Time ticking away, frustration building, and tow truck images flashing through my mind, I decided Allie Brosh would have to wait. I queued up to pay and soon found myself face-to-face with a gentleman who asked me if I’d found everything okay. “Actually,” I said. “I’m looking for a paperback copy Hyperbole and a Half by Allie Brosh, and I couldn’t find it.” He actually sighed. And then he said something like, “You can’t come to the front of the line and then expect us to help you find something. You need to talk to customer service over there.” He pointed a customer service desk near the elevator. He continued, “Do you want to go talk to them now?”

I can’t say that’s his exact quote, but it was the gist. He had asked if I had found everything I needed and then refused to help me find anything. The guy was a dick. If I remember correctly, he also had a goatee and a beret… a fucking beret.

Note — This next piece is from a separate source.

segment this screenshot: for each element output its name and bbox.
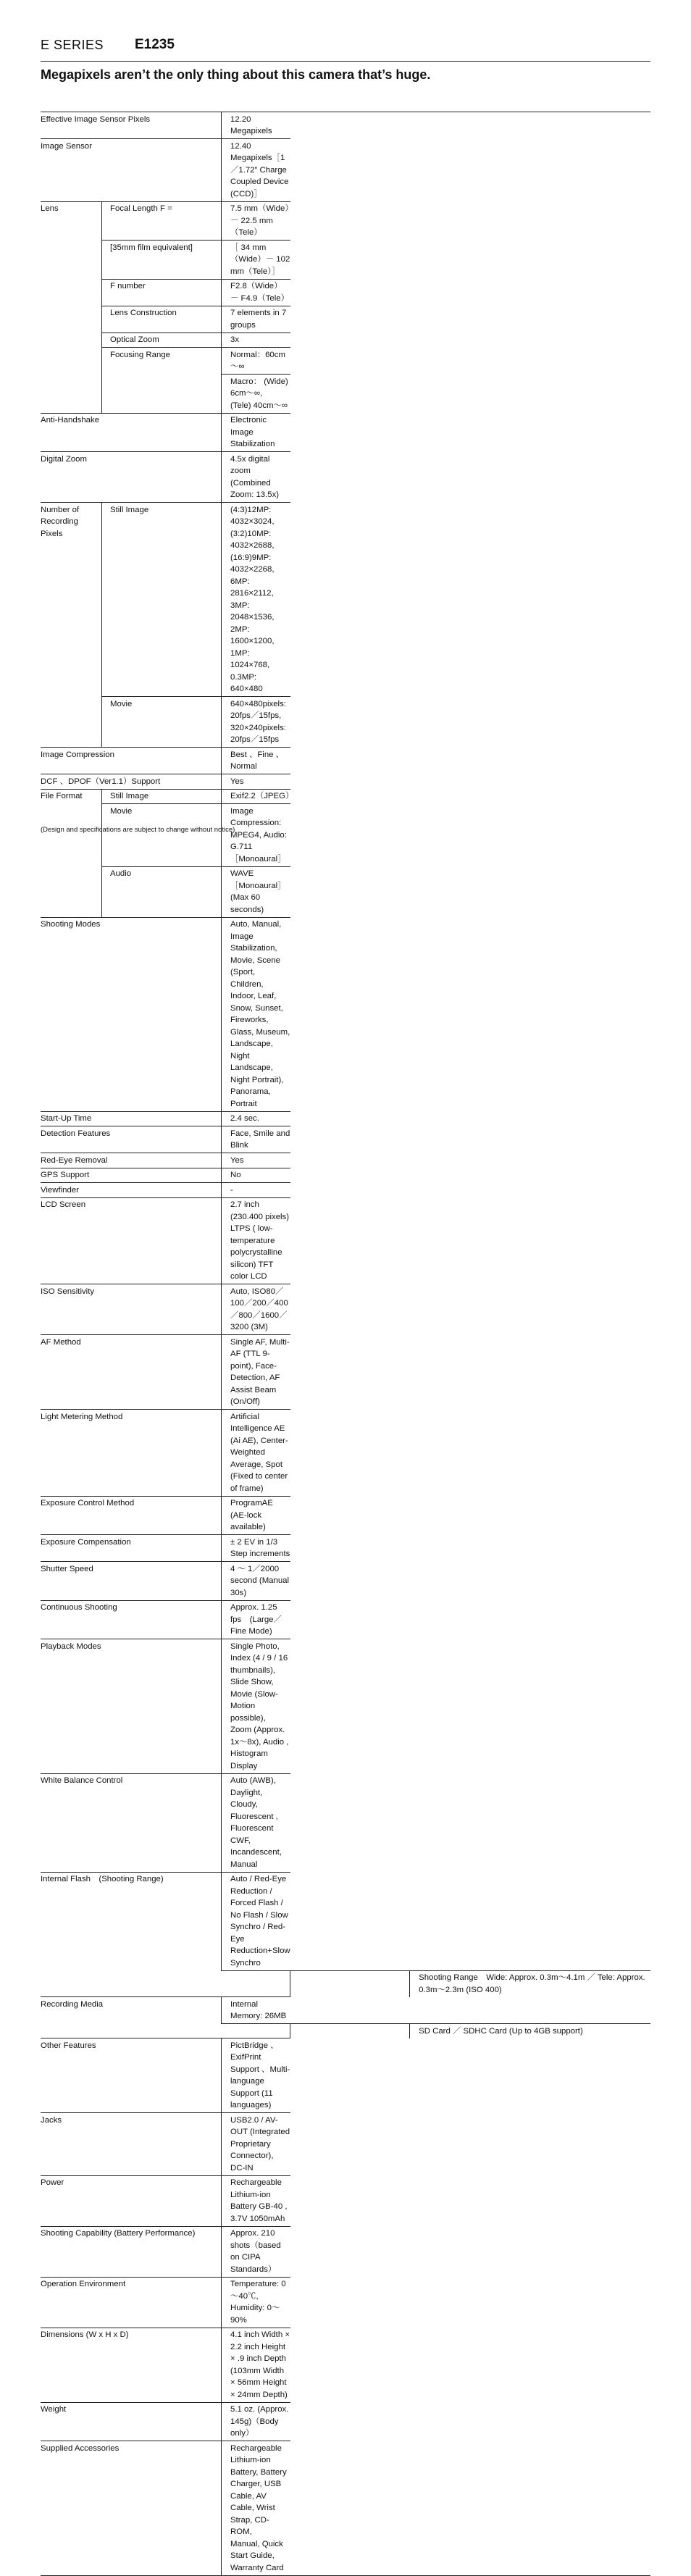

I paid and walked over to customer service. To their credit, they weren’t dicks. The kind woman told me to go back up to the third floor and look for a table called “Laugh Out Loud,” and I’d find the book there. So I rode the two escalators back upstairs, checking my watch, now imagining calling my girlfriend, asking her to drive an hour to get my car out of a Santa Monica impound lot. But I wanted that book, dammit.

Hyperbole and a HalfI wandered the third floor for awhile, checking every table I could find for “Laugh Out Loud.” No luck. I wasn’t laughing out loud. I was getting “Muttering Under My Breath Angry.” I eventually told another customer service associate what I was looking for. She sighed loudly and said that they had taken the “Laugh Out Loud” table down, but she guessed that customer service on the first floor didn’t know that. Apparently, customer service had divided into warring clans, and I was to be a non-combatant casualty. The woman called first-floor customer service, and then I rode more escalators. And there, sitting on the customer service counter, were paperback copies of Allie Brosh’s Hyperbole and a Half. Holy fucking shit! I grabbed one, paid for it, and got the hell out of there. And no, I didn’t get towed.

I used to like stores. I spent much of my young adult life working retail – fond memories, mostly – and am sad to see that world eroding away. But this visit to Barnes & Noble couldn’t have been a clearer indicator as to why. Lousy customer service and poor inventory don’t make happy customers. The whole process of buying a few books took over a half-hour, many sales associates, two loud sighs and probably twenty escalator rides. It would have taken five minutes online.

P.S. Hyperbole and a Half is completely hilarious and great, well worth the effort to locate. I had to set the book down five times just reading the first story because I couldn’t stop laughing. Brosh’s sharp wit and ridiculous illustrations support surprisingly poignant and insightful stories, all of them worth your time. Get it!